Wanneer petroleumbelangen meer wegen dan mens en dier

Van de redactie buitenland

De olieramp tengevolge van de schipbreuk van de Erika blijft maar groeien. De kust is over een strook van 400 kilometer vervuild met een dikke brij van erg plakkende stookolie die alle vormen van leven verstikt: 80 procent van de algen, schaaldieren en vissen is dood. Bij de Amoco Cadiz was de stookolie veel dunner, dat was minder erg.

Directeur van Greenpeace-Frankrijk: "TotalFina koos bewust voor een vlottende vuilbak". De rederijen die onder goedkope vlag varen, breken de sociale en de ecologisch beschermende maatregelen van het transport over zee af. Iedereen is het erover eens om dat te doen. In de eerste plaats de bevrachters, die daardoor hun kosten 30 procent lager kunnen brengen dan bij de klassieke reders. Ten tweede zijn er de petroleumfirma's die hun vervoerskosten drukken. En ten slotte zijn er de verzekeringsmaatschappijen, die de verzekerden dwingen om hogere premies te betalen.

Na de catastrofe met de Amoco Cadiz in 1979 zijn er bepaalde maatregelen getroffen, zeker in West-Europa en de Verenigde Staten. Maar wat niet veranderd is, is de staat van de schepen. Integendeel, de petroleumtankers worden steeds ouder en ze varen steeds vaker onder een goedkope vlag. Dat is ook het geval met de Erika, dat de Maltese vlag zwaaide.

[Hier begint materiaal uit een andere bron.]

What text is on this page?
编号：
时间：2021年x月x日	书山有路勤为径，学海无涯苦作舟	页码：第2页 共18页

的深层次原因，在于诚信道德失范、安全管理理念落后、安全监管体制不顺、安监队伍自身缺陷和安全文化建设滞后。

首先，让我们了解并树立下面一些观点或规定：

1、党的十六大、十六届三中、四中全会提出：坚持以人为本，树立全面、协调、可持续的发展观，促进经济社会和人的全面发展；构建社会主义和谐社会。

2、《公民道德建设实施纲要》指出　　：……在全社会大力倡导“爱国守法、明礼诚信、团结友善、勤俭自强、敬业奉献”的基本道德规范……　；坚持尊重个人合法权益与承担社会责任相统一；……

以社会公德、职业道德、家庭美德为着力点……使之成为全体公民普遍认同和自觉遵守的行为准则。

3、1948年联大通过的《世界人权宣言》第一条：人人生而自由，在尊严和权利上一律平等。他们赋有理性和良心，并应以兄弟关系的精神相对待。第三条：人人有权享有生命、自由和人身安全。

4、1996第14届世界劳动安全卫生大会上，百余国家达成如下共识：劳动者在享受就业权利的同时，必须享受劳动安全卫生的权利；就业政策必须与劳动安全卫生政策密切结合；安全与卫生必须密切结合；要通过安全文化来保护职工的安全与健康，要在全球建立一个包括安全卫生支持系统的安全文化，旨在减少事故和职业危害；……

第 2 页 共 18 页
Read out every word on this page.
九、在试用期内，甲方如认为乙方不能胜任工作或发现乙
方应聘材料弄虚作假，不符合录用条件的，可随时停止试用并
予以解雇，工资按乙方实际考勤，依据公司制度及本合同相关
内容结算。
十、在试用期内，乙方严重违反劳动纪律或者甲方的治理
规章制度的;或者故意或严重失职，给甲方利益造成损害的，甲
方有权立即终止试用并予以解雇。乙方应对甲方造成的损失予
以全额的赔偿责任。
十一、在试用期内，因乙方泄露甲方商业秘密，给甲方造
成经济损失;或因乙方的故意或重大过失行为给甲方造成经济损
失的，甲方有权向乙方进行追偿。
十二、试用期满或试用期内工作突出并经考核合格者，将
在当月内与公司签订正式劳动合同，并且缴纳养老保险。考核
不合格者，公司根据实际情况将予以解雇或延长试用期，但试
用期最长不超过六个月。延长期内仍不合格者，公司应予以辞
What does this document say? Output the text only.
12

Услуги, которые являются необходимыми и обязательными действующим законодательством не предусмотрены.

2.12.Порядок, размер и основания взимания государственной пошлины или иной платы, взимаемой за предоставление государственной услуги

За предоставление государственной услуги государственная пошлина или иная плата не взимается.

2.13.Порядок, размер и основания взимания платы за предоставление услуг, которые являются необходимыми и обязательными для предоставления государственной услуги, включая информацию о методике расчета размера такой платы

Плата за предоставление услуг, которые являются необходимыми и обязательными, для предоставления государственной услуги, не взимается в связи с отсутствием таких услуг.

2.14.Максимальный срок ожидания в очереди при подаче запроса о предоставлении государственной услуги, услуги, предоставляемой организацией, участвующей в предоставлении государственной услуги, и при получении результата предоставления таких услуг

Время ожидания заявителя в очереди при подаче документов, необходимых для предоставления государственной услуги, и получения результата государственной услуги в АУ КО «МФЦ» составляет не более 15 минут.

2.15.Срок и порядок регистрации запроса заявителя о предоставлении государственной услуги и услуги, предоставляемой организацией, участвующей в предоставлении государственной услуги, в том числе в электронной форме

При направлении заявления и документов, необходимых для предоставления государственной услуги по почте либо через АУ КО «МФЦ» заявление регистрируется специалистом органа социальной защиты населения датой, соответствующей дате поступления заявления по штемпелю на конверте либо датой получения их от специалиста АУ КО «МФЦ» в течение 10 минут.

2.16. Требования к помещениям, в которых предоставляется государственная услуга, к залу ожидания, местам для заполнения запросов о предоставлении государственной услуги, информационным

De Erika was 25 jaar oud. Normaal wordt een dergelijk schip na 20 jaar als versleten beschouwd. Tankers moeten sinds 1994 verplicht uitgerust zijn met een dubbelwandige romp, een systeem dat allang bestaat en dat massaal olieverlies op zee voorkomt. Maar het is winstgevender om Erika's te blijven huren en tegelijkertijd de scheepswerven, de één na de ander, te sluiten. Het is geen toeval dat TotalFina in 1998 een nettowinst boekte van ruim 30 miljard gulden. En dat een van zijn grootste aandeelhouders Albert Frère is, met zijn persoonlijk fortuin van 4,4 miljard gulden één van de rijkste mensen van België.